This is something troubling that I learned four days ago, when I was reading NPR’s website. This article caught my attention because it seemed odd that people in Indonesia would protest the actions of a church in Florida…
Troubled by this report, I wanted to learn all sorts of things. For starters, how big is this church? I found that out by looking it up on Google Earth — it’s pretty small. It has something like 30 people at an average service.
But it’s near the University of Florida, and there will be thousands of people in town on 9/11 for the University of Florida’s football game against the University of South Florida.
When I showed this article to my wife, she astutely asked: “how is this different from flag burning?” That’s a good comparison to make — a flag is the symbol of the United States, and the US Supreme Court has ruled (in a highly controversial 5-4 decision) that flag burning is a protected form of free speech.
Here’s the blurb from Wikipedia about flag desecration:
Today, defacing a flag is an act of protected speech under the First Amendment to the United States Constitution, as established in Texas v.
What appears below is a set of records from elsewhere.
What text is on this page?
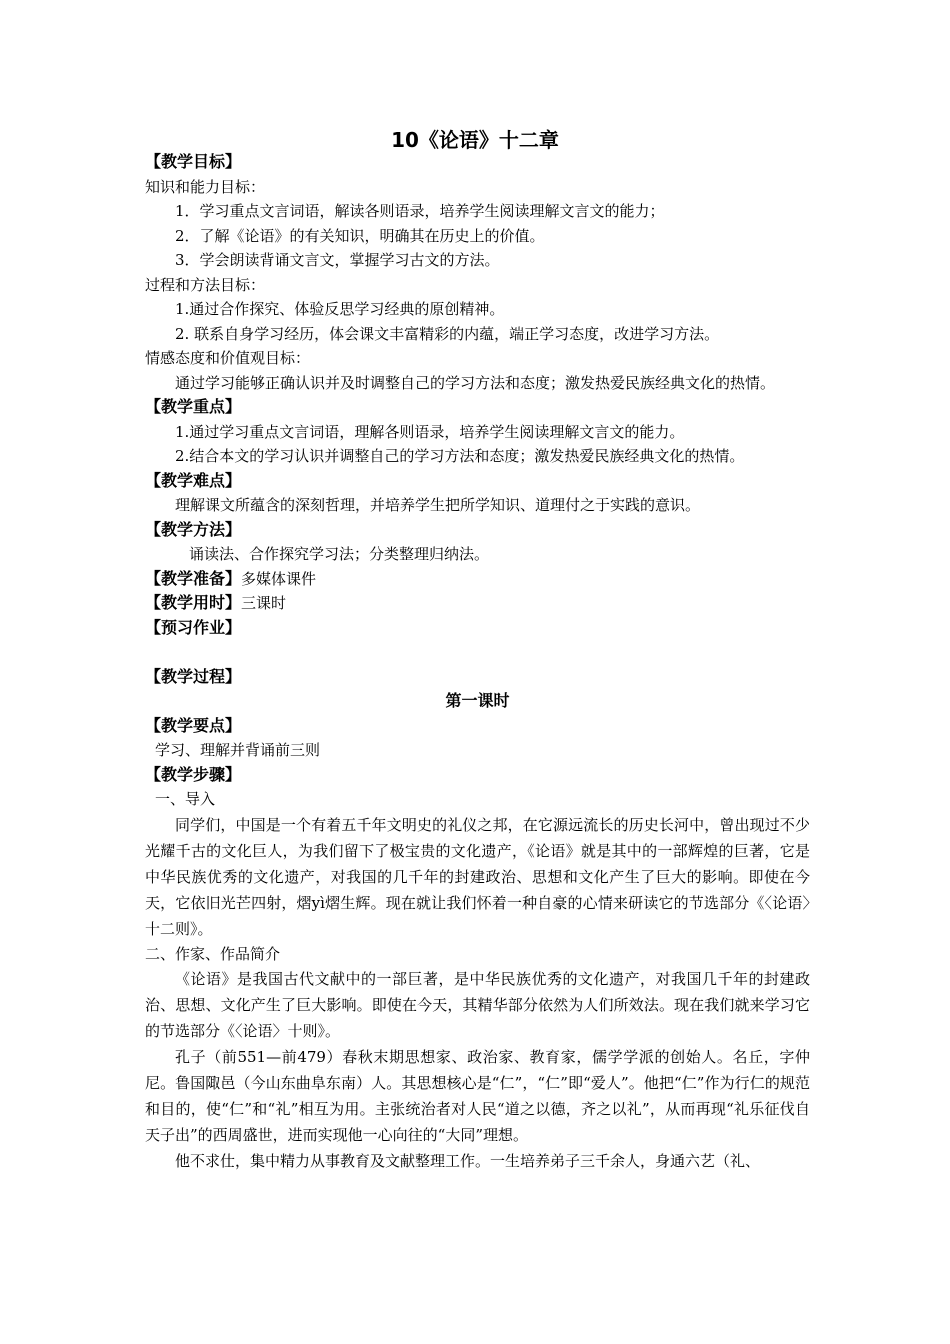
10《论语》十二章
【教学目标】
知识和能力目标：
1．学习重点文言词语，解读各则语录，培养学生阅读理解文言文的能力；
2．了解《论语》的有关知识，明确其在历史上的价值。
3．学会朗读背诵文言文，掌握学习古文的方法。
过程和方法目标：
1.通过合作探究、体验反思学习经典的原创精神。
2. 联系自身学习经历，体会课文丰富精彩的内蕴，端正学习态度，改进学习方法。
情感态度和价值观目标：
通过学习能够正确认识并及时调整自己的学习方法和态度；激发热爱民族经典文化的热情。
【教学重点】
1.通过学习重点文言词语，理解各则语录，培养学生阅读理解文言文的能力。
2.结合本文的学习认识并调整自己的学习方法和态度；激发热爱民族经典文化的热情。
【教学难点】
理解课文所蕴含的深刻哲理，并培养学生把所学知识、道理付之于实践的意识。
【教学方法】
诵读法、合作探究学习法；分类整理归纳法。
【教学准备】多媒体课件
【教学用时】三课时
【预习作业】
【教学过程】
第一课时
【教学要点】
学习、理解并背诵前三则
【教学步骤】
一、导入
同学们，中国是一个有着五千年文明史的礼仪之邦，在它源远流长的历史长河中，曾出现过不少光耀千古的文化巨人，为我们留下了极宝贵的文化遗产，《论语》就是其中的一部辉煌的巨著，它是中华民族优秀的文化遗产，对我国的几千年的封建政治、思想和文化产生了巨大的影响。即使在今天，它依旧光芒四射，熠yì熠生辉。现在就让我们怀着一种自豪的心情来研读它的节选部分《〈论语〉十二则》。
二、作家、作品简介
《论语》是我国古代文献中的一部巨著，是中华民族优秀的文化遗产，对我国几千年的封建政治、思想、文化产生了巨大影响。即使在今天，其精华部分依然为人们所效法。现在我们就来学习它的节选部分《〈论语〉十则》。
孔子（前551—前479）春秋末期思想家、政治家、教育家，儒学学派的创始人。名丘，字仲尼。鲁国陬邑（今山东曲阜东南）人。其思想核心是“仁”，“仁”即“爱人”。他把“仁”作为行仁的规范和目的，使“仁”和“礼”相互为用。主张统治者对人民“道之以德，齐之以礼”，从而再现“礼乐征伐自天子出”的西周盛世，进而实现他一心向往的“大同”理想。
他不求仕，集中精力从事教育及文献整理工作。一生培养弟子三千余人，身通六艺（礼、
Johnson, 491 U.S. 397 (1989), and reaffirmed in U.S. v. Eichman, 496 U.S. 310 (1990).
After these decisions, several “flag burning” amendments to the Constitution have been proposed. On June 22, 2005, a flag burning amendment was passed by the House with the needed two-thirds majority. On June 27, 2006, the most recent attempt to pass a ban on flag burning was rejected by the Senate in a close vote of 66 in favor, 34 opposed, one vote short of the two-thirds majority needed to send the amendment to be voted on by the states
So it’s controversial to burn a flag, because to many of the 310 million Americans in the world, the flag is a crucial symbol of America. So imagine what burning a stack of holy Qurans means to the 1.5 billion Muslims on the planet. It’s amazing that one person can make such a commotion, but the reverend of the church in Florida, Terry Jones, is now in the headlines because of his plan. Here’s a compelling picture from the LA Times:
I wonder whether the reverend actually read the Quran…
As someone who tries to empathize with a situation, I wondered what it would feel like to be a Muslim living in Gainesville, Florida. Surely there are many Muslim students at the University of Florida.
But what is the population of Muslims in Gainesville? In Florida? I poked around online and I found that back in 1990, the Muslim population in Florida was .1% ( 12,000/12,000,000=0.001) — see http://www.jannah.org/popstatistics/usamuslims.html
There is no accurate count of the number of Muslims in the U.S. because the Census Bureau does not collect data on religious identification, but here are some interesting statistics I found:
We’ll see what happens on Saturday. The story is now front-page news for many news organizations, so it won’t be hard to follow. Here’s one last take on it from a report in Slate.com:
It’s amazing to me how we live in such an inter-connected world that the actions of one church in Florida can inspire protests in Indonesia and stir up discussion and concern in Afghanistan (and I presume in Iraq as well).